Indeed they are not, but I wanted to see how the Theologians view this manner.Originally posted by Scott J:
27 'When he has made her drink the water, then it shall come about, if she has defiled herself and has been unfaithful to her husband, that the water which brings a curse will go into her and cause bitterness, and her abdomen will swell and her thigh will waste away, and the woman will become a curse among her people.
These verses are not written in code. They say what they say. You demand scripture that explicitly rather than implicitly disproves your position... then you allow yourself to write between the lines.
Given the above verse, if the women had become pregnant, and her stomach swelled, and her thighs rotted, do you think she would miscarry like most texts on the subject agree would occur, or do you think this was an oversight on God's part? Or do you think the author erred in writing the details? Or do you think that each time a woman was pregnant, that her stomach would swell, her thighs would rot, and she would still give birth to a healthy baby to prove some miracle had happened, but then be barren by another miracle right after the birth.
Are there any other possibilities I left out? The only one that sounds reasonable is that this was a way to prove the woman was with child. Because then the child would die inside her and start to rot, it would then be expelled between her thighs. It would also be a clear sign that she had sex with someone else. And a way to kill the "love" child at the same time. Since a fetus this young could not take a first breath, it is not murder and well within the rest of scripture to abort.
Another argument could be made that even if the fetus is a person, it isn't murder because of the classification of the person. For example a serial killer is a person, but to kill him is not murder. The reason it is not murder, is because the Bible tells us it is ok to kill this person.

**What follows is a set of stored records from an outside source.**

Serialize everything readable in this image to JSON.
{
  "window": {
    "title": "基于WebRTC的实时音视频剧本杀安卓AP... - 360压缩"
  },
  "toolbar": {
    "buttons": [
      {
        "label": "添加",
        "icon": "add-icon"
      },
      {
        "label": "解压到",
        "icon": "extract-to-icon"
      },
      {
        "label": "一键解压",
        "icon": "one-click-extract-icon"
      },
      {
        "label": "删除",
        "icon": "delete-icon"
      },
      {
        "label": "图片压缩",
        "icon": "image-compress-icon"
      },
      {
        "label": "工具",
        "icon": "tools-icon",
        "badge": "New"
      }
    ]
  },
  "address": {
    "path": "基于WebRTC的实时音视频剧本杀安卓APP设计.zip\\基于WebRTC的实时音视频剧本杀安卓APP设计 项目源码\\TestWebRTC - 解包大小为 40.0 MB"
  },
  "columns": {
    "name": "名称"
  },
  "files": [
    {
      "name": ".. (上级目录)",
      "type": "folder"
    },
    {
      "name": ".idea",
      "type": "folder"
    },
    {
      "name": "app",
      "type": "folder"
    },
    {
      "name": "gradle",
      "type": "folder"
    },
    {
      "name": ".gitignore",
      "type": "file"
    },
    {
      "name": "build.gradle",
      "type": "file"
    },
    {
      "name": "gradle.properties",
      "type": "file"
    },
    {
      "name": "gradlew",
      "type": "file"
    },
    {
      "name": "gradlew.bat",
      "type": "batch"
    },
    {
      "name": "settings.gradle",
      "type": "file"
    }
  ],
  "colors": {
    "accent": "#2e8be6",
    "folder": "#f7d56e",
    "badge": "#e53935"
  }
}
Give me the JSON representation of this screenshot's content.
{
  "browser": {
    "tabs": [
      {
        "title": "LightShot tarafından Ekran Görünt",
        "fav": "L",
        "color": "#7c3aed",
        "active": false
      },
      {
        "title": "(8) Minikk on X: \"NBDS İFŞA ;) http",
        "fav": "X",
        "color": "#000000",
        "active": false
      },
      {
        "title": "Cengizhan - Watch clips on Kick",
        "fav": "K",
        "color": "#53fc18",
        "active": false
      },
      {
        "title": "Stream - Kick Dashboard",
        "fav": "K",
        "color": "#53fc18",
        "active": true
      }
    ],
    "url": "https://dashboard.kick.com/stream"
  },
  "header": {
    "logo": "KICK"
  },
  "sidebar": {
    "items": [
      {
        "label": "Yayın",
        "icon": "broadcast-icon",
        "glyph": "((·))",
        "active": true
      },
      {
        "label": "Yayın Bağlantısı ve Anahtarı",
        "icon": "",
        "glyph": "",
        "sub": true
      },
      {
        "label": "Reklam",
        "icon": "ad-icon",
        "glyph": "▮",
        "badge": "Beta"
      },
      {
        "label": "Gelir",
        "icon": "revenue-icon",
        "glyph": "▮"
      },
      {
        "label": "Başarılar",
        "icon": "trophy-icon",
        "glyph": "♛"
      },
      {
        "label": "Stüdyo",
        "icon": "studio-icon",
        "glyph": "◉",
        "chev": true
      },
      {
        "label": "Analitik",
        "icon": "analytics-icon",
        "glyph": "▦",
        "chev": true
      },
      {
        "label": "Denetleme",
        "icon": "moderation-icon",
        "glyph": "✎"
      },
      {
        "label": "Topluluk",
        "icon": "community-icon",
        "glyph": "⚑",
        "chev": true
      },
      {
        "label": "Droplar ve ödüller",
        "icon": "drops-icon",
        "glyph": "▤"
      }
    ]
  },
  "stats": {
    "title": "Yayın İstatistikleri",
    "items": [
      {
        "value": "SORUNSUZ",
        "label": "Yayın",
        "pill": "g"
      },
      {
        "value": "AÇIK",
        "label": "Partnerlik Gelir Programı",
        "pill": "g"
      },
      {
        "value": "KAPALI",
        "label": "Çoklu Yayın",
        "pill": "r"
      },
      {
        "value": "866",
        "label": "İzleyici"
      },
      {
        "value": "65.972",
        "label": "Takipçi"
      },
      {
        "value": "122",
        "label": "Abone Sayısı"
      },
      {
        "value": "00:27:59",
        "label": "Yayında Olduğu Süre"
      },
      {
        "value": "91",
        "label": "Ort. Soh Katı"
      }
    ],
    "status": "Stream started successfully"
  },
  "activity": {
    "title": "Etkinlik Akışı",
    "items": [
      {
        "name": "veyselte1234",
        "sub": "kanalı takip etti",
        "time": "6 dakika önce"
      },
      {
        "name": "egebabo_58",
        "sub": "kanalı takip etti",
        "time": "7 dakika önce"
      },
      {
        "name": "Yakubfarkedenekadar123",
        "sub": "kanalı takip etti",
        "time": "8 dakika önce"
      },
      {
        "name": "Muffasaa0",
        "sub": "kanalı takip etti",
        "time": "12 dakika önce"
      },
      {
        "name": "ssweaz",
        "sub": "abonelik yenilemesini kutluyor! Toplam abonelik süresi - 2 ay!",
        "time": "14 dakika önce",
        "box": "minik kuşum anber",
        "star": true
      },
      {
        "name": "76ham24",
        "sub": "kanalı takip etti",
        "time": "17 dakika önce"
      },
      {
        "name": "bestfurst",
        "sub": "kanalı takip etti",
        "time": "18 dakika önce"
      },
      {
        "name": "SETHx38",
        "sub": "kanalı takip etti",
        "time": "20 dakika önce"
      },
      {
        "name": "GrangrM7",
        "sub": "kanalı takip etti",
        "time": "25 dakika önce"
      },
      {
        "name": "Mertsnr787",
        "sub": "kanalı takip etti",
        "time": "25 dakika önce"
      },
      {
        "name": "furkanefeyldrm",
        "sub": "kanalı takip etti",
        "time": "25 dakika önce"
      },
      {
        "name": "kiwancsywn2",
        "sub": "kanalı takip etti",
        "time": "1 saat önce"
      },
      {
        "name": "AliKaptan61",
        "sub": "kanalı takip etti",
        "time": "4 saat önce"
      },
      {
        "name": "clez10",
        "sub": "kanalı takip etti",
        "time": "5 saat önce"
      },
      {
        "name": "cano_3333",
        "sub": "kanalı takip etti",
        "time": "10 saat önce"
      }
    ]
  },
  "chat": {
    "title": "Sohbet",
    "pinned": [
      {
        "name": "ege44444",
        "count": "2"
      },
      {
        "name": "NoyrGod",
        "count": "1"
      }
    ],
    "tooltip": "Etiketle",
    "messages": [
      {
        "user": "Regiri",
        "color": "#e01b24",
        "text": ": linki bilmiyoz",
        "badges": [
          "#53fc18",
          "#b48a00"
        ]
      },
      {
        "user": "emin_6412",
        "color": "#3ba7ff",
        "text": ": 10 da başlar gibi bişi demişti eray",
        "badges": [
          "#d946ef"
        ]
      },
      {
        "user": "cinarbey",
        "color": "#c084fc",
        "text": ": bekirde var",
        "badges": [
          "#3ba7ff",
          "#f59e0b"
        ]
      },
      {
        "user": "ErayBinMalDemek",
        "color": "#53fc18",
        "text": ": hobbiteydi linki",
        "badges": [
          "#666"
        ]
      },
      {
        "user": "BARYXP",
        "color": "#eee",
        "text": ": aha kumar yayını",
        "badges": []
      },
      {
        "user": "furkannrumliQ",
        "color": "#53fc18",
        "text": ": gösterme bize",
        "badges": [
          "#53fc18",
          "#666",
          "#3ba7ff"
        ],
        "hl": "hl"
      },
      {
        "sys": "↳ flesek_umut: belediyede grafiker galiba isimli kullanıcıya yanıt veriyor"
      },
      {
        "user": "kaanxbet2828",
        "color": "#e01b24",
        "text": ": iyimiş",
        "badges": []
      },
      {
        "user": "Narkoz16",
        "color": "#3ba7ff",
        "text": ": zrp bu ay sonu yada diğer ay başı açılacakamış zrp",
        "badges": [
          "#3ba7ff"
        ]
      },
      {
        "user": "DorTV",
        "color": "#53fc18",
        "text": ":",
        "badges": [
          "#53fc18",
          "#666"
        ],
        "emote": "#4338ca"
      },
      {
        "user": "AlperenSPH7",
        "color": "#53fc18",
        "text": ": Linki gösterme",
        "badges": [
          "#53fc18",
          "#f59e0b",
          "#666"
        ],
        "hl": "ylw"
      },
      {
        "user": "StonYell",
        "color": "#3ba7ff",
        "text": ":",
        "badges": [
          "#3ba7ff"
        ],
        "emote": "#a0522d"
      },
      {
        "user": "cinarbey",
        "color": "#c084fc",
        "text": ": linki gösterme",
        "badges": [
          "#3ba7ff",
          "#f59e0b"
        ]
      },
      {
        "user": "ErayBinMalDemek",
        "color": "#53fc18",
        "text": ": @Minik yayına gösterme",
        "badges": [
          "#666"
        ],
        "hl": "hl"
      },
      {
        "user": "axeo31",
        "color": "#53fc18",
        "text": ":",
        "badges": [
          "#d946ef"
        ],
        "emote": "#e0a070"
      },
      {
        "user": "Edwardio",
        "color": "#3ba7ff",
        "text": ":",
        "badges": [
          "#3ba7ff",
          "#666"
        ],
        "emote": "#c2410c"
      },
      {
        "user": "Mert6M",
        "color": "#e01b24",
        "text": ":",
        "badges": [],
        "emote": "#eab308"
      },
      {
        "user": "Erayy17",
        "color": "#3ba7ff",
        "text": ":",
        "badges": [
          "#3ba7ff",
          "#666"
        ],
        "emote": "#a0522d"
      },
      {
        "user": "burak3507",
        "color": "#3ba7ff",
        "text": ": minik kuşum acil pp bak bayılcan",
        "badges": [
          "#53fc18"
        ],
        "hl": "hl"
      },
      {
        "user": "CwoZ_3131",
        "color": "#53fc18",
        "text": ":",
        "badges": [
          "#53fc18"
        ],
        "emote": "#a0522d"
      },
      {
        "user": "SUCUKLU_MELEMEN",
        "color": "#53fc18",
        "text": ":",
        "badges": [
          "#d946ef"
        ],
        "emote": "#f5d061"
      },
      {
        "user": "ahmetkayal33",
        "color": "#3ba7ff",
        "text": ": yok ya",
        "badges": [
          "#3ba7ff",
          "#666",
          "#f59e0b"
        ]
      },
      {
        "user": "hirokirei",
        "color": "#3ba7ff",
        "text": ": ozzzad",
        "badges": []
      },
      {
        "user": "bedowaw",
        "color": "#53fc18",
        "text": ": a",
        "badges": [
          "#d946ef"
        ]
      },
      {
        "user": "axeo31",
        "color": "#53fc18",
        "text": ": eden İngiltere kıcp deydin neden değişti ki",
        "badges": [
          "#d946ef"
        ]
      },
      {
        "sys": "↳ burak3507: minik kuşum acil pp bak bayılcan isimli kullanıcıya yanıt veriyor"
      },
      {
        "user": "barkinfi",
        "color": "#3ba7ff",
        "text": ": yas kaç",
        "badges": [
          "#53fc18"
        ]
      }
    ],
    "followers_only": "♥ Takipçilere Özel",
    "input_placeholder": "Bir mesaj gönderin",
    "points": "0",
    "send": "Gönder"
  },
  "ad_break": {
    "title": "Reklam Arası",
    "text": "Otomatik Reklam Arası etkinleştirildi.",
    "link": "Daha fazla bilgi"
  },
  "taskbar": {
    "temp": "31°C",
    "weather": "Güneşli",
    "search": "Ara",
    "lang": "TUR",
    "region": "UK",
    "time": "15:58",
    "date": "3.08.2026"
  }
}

The extended argument would be that because the person in the womb is not yet born, it could be killed without being murder. The reason it is not murder, is because the Bible tells us it is ok to kill this person before the first breath.
The compound argument is that, is it right to kill the person just because the Bible says it is all right to kill this person? We can't say that it is wrong to kill this type of person because God says it is wrong. No, it is clear that God gives us permission to kill this person; we have then applied secular laws to determine more clearly under what conditions etc. I see no problem with doing that same thing with abortion. BUT YOU CAN'T SAY GOD IS AGAINST KILLING PEOPLE UNDER CERTAIN CONDITIONS. This applies to serial killers and to fetuses under the 5-month mark.